One dormitory for nearly 200 souls is treatment worse than was ever dealt out to a cargo
of Polynesian barbarians - the modesty of decent married women outraged, no nourishment
beyond dry bread, and tea without milk for the children, and no provision made for quiet,
rest or refreshment for exhausted mothers, many of them with suckling infants, coming off
a long and weary voyage.
Yesterday raw meat and uncooked potatoes were served out.

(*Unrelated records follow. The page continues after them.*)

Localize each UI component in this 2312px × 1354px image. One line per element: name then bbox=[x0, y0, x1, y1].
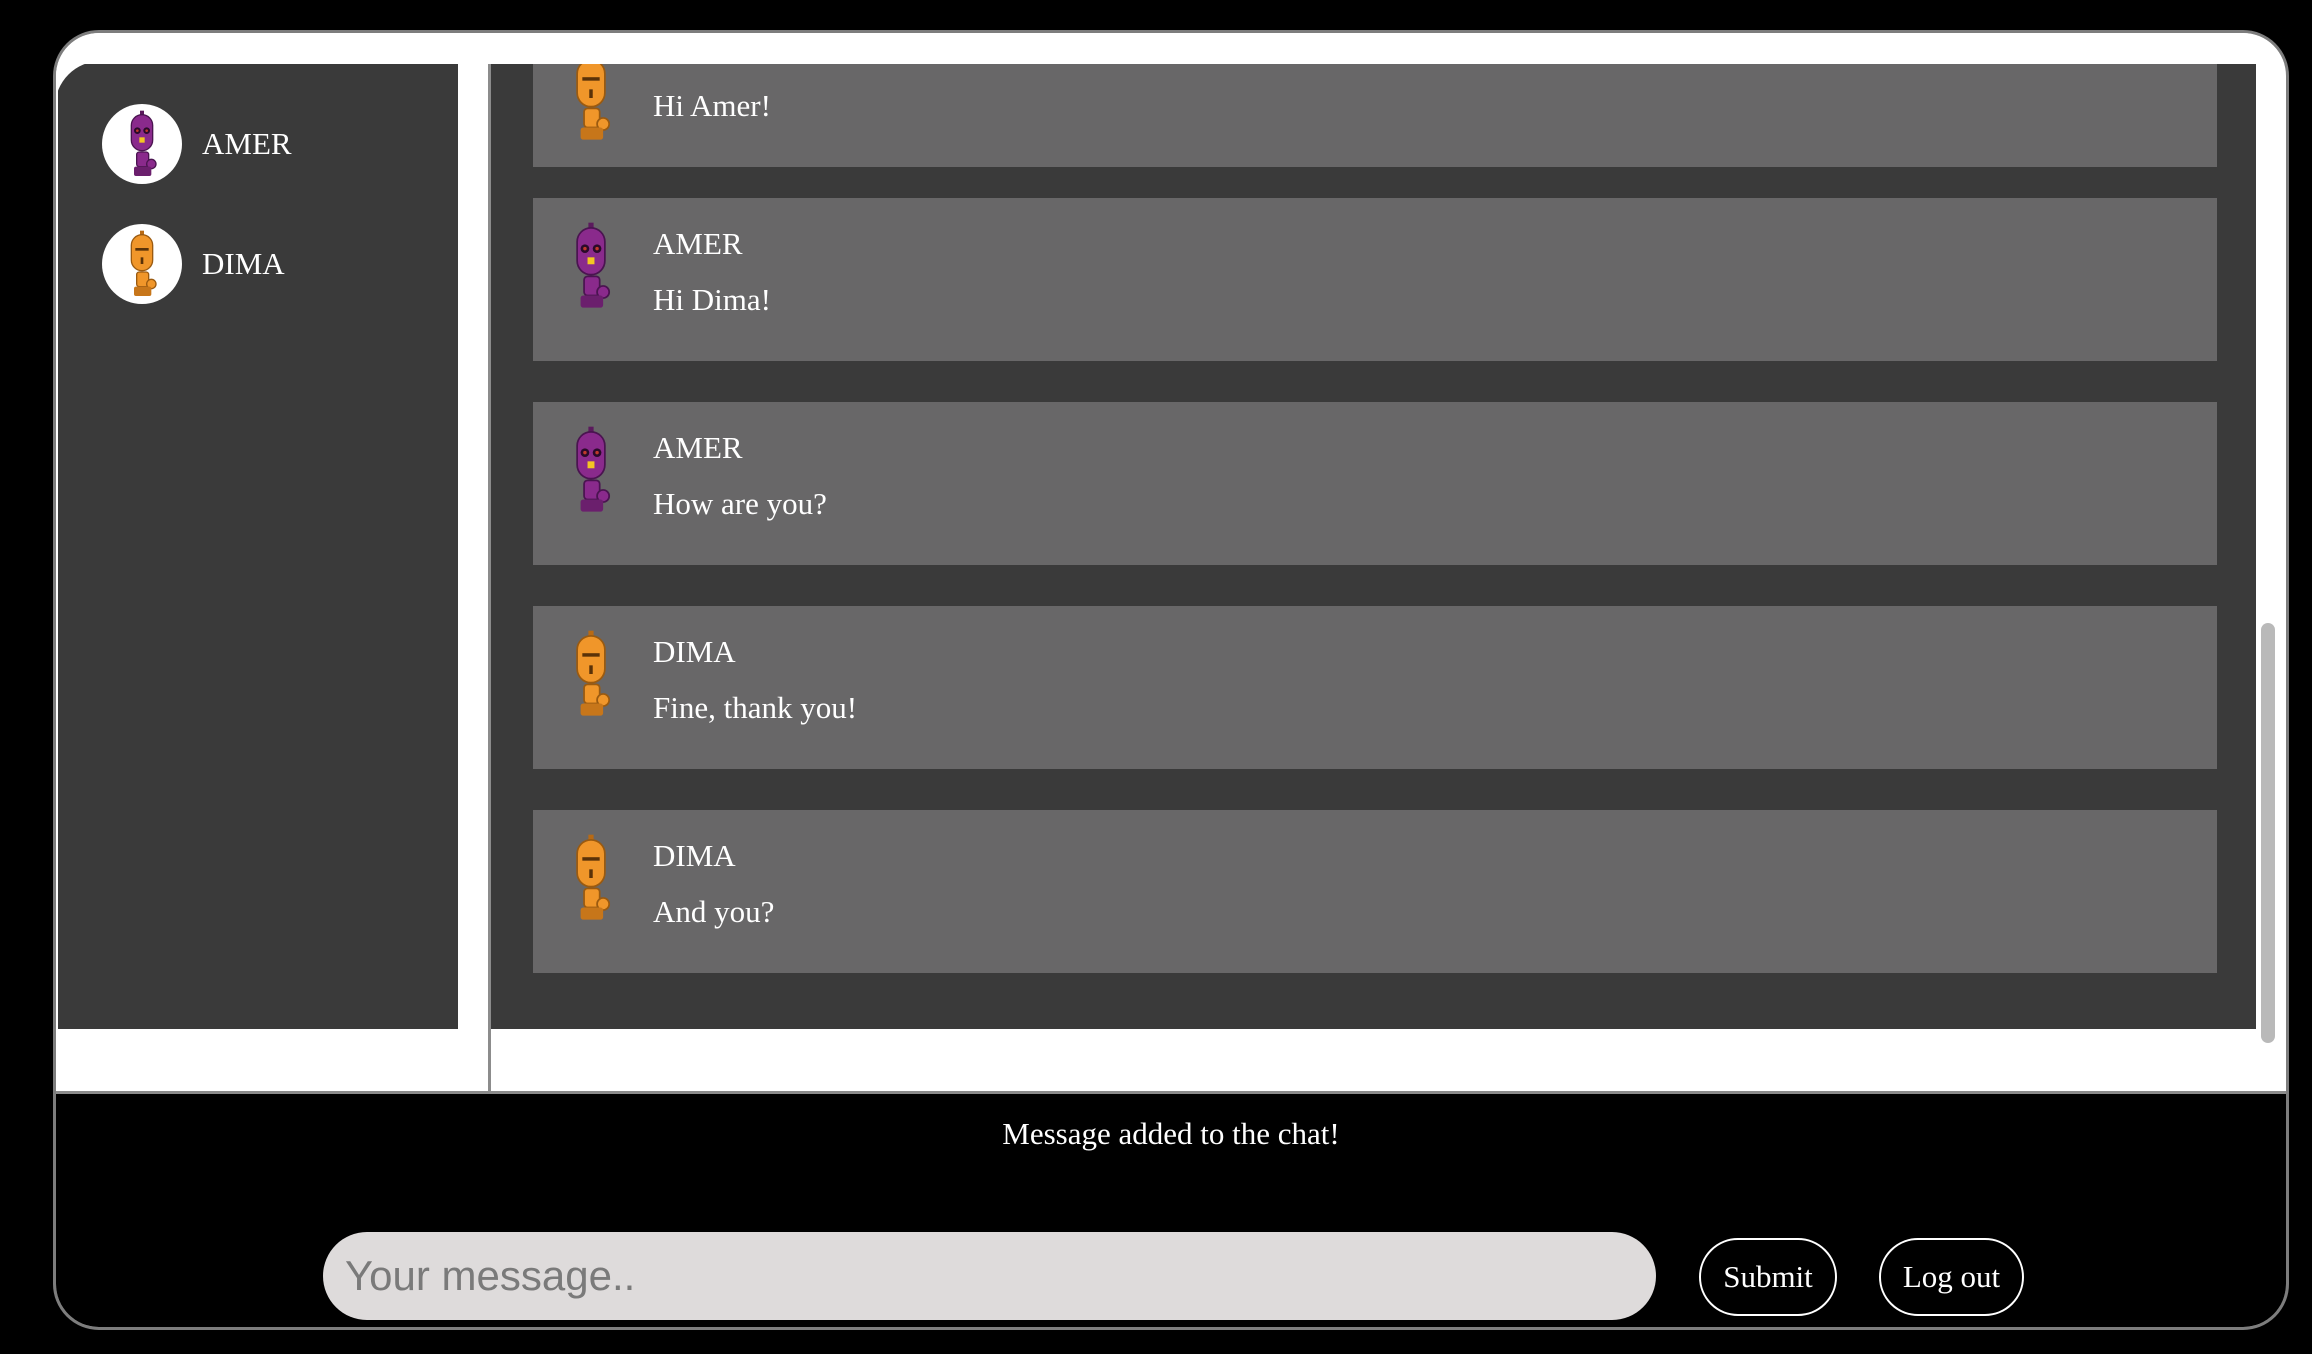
message-author: AMER bbox=[653, 430, 743, 465]
orange-robot-icon bbox=[565, 624, 617, 724]
user-sidebar: AMER DIMA bbox=[58, 64, 458, 1029]
purple-robot-icon bbox=[565, 216, 617, 316]
submit-button[interactable]: Submit bbox=[1699, 1238, 1837, 1316]
chat-messages-panel[interactable]: Hi Amer! AMER Hi Dima! AMER How are you?… bbox=[491, 64, 2256, 1029]
chat-message: Hi Amer! bbox=[533, 64, 2217, 167]
purple-robot-icon bbox=[565, 420, 617, 520]
logout-button[interactable]: Log out bbox=[1879, 1238, 2024, 1316]
message-author: DIMA bbox=[653, 838, 736, 873]
avatar bbox=[102, 224, 182, 304]
chat-message: AMER Hi Dima! bbox=[533, 198, 2217, 361]
chat-message: DIMA And you? bbox=[533, 810, 2217, 973]
composer-area: Message added to the chat! Submit Log ou… bbox=[56, 1091, 2286, 1327]
message-author: DIMA bbox=[653, 634, 736, 669]
status-message: Message added to the chat! bbox=[1002, 1116, 1340, 1151]
orange-robot-icon bbox=[122, 230, 162, 298]
sidebar-user-amer[interactable]: AMER bbox=[102, 104, 292, 184]
message-text: And you? bbox=[653, 894, 775, 929]
sidebar-user-name: DIMA bbox=[202, 246, 285, 281]
window-top-bar bbox=[56, 33, 2286, 64]
message-text: Fine, thank you! bbox=[653, 690, 858, 725]
message-text: How are you? bbox=[653, 486, 827, 521]
app-window: AMER DIMA Hi Amer! AMER Hi Dima! AMER Ho… bbox=[53, 30, 2289, 1330]
chat-message: DIMA Fine, thank you! bbox=[533, 606, 2217, 769]
message-input[interactable] bbox=[323, 1232, 1656, 1320]
sidebar-user-name: AMER bbox=[202, 126, 292, 161]
chat-message: AMER How are you? bbox=[533, 402, 2217, 565]
chat-scrollbar[interactable] bbox=[2261, 623, 2275, 1043]
message-text: Hi Dima! bbox=[653, 282, 771, 317]
message-text: Hi Amer! bbox=[653, 88, 771, 123]
avatar bbox=[102, 104, 182, 184]
orange-robot-icon bbox=[565, 64, 617, 142]
sidebar-user-dima[interactable]: DIMA bbox=[102, 224, 285, 304]
purple-robot-icon bbox=[122, 110, 162, 178]
message-author: AMER bbox=[653, 226, 743, 261]
orange-robot-icon bbox=[565, 828, 617, 928]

Only one small stove was allowed
for the cooking necessary for over 300 people.
It was not until later in the afternoon that a supply of fuel came to hand, no previous
order having been given for it.
Many and bitter were the complaints of the married women at being unable to obtain proper
food for their children, or decent sleeping accommodation for themselves, or fuel to cook
with.
The surgeon of the Berar was indefatigable in his efforts to see the reasonable wants of
his late passengers supplied, but all that he could do
at the utmost was very little indeed, and every protest he made passed unheeded. Quarters
were found for the single men, but there was no one
placed in authority over them. They were permitted unchecked to smoke and expectorate
through the room, to scatter their bedding broadcast over the floor, to return from the
perambulations in a state of semi-intoxication and to conduct themselves in wild disorder.
It is reported by the matron that several of the single girls have absented themselves
from the barracks and had not last night returned. The fate of these we fear for, but the
Government are only to blame for the loose manner in which control has been exercised over
the immigrants.
Several more shiploads of immigrants are now afloat, bound for Auckland, and in the cause
of humanity, decency and the proprieties of life, we trust never again to have to place on
record what yesterday were compelled to witness with our own eyes.